Yes, because UUIDv7 gives up some random bits in order to include the timestamp, which is done in a way that makes UUIDv7s quick to sort by timestamp.
4 replies →
The latest UUID (7?) Uses half random gen, half timestamp. This not only makes it sortable by creation, but would also make a collision like this impossible.
It's still possible in most implementations of UUIDv7.
UUIDv7 assigns the first 48 bits for the timestamp in milliseconds. You can generate a lot of UUID's in a millisecond though!
Then you have another 12 bits that you can use as you wish; "rand_a". The spec has a few methods they suggest on how to use these bits including 12 bits of random data, using it for sub-millisecond timestamps, or creating a monotonic counter, but each have their downsides:
- Purely random data means you can still run into collisions and anything within the same millisecond is unordered
- Sub millisecond you can run into collisions; there's nothing stopping you from generating two UUID's with the same 62 bits of rand_b data in the same sub-millisecond timestamp.
- Monotonic counters can overflow before the next tick, then what? Rollover? Once you roll over it's no longer monotonic and you can generate the same random data within the same monotonic cycle. Also; it's only monotonic to the system that's generating the UUID. If you have a distributed system and they each have their own monotonic cycles then you'll be generating UUID's with the same timestamp + monotonic counter, and again, are relying on not generating the same random data.
You can steal some of the 62 bits in rand_b if you want as well; you can use rand_a for sub-millisecond accuracy, and then use a few bits of rand_b for a monotonic counter. There's still a chance of collision here, but it's exceedingly low at the expense of less truly random data at the end.
If you want truly collision free, you'd also need to assign a couple of bits to identify the subsystem generating the UUID so that the monotonic counter is unique to that subsystem. You lose the ordering part of the monotonic counter this way though, but I guess you could argue that in nearly 100% of cases the accuracy of sub-millisecond order in a distributed system is a lie anyways.
I think by the time you're building a system that needs to generate (and persist!) billions of identifiers per millisecond, you're solidly past the point where all your design decisions need to be vetted for whether they make sense on your extremely exotic setup.
1 reply →
We have a dedicated snowflake id generator service that returns batch ids. It's also distributed, each service adds its own instance number to the id. When it overflows it just blocks for the next ms. For our traffic, it's never a bottleneck.
1 reply →
Considering the context I think it's worth pointing out that it's technically not impossible - it's just even less likely.

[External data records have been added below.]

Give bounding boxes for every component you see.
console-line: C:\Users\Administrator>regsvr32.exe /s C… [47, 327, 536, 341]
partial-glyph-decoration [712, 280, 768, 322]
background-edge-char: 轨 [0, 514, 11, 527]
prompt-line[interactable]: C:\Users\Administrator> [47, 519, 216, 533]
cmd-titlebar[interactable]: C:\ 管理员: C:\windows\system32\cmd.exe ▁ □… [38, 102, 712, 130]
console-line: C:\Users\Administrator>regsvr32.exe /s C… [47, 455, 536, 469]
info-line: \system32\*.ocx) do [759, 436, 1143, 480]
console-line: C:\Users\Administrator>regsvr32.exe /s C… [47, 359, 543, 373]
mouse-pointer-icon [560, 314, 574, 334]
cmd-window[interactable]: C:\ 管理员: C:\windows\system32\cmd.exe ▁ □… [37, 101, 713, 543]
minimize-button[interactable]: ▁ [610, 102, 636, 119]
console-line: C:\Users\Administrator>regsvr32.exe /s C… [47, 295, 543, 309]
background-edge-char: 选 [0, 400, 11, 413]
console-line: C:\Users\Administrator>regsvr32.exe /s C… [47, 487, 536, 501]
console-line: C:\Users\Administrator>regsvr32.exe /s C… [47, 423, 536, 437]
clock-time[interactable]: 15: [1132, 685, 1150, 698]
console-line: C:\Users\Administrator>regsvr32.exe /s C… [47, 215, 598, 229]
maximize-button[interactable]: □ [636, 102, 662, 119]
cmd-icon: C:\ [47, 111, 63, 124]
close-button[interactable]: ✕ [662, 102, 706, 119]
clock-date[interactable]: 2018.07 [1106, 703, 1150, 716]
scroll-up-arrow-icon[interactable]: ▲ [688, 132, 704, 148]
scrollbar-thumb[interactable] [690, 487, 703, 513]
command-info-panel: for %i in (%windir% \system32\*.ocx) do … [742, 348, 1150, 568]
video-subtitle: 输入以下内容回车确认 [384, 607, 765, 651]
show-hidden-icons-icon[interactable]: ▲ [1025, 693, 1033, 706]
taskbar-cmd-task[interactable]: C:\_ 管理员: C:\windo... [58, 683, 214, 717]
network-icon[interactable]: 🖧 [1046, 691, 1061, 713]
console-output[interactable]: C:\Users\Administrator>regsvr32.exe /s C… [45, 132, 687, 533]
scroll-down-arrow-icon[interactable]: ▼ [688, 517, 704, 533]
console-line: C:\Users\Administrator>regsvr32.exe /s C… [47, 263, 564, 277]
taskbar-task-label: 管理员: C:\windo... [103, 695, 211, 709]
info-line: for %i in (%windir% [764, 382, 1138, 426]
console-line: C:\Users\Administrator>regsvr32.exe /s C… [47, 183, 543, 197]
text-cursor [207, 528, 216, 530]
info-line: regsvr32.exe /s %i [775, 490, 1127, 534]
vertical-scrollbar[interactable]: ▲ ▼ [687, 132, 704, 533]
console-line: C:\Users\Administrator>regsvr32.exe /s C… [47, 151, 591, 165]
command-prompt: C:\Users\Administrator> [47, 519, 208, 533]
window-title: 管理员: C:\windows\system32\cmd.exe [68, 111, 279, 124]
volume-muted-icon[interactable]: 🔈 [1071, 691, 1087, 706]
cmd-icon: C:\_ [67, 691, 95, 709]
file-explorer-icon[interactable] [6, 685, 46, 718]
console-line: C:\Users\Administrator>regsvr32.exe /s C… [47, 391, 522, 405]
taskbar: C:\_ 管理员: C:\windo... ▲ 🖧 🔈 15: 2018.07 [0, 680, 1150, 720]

Everything in crypto is always a probability - never a certainty
True, but it makes the specific collision the post observed completely impossible.
7 replies →
The spec doesn't require the use of actually random numbers though.
UUIDv7 is arguably better, because it is entropy plus time.
It is what I usually use for its sorting, but some people don't want to leak time info.
Entropy is not a requirement in the UUID spec.
Sequences, generally.
That depends on your definition of high-availability. If high availability includes distributed writers, (global) sequences are not the best solution because generating unique sequence values requires synchronisation between all writers. In those cases, you might need to explicitly partition the ID space so that individual writers are guaranteed not to get in each others' hair.
That is merely a sequence generation strategy.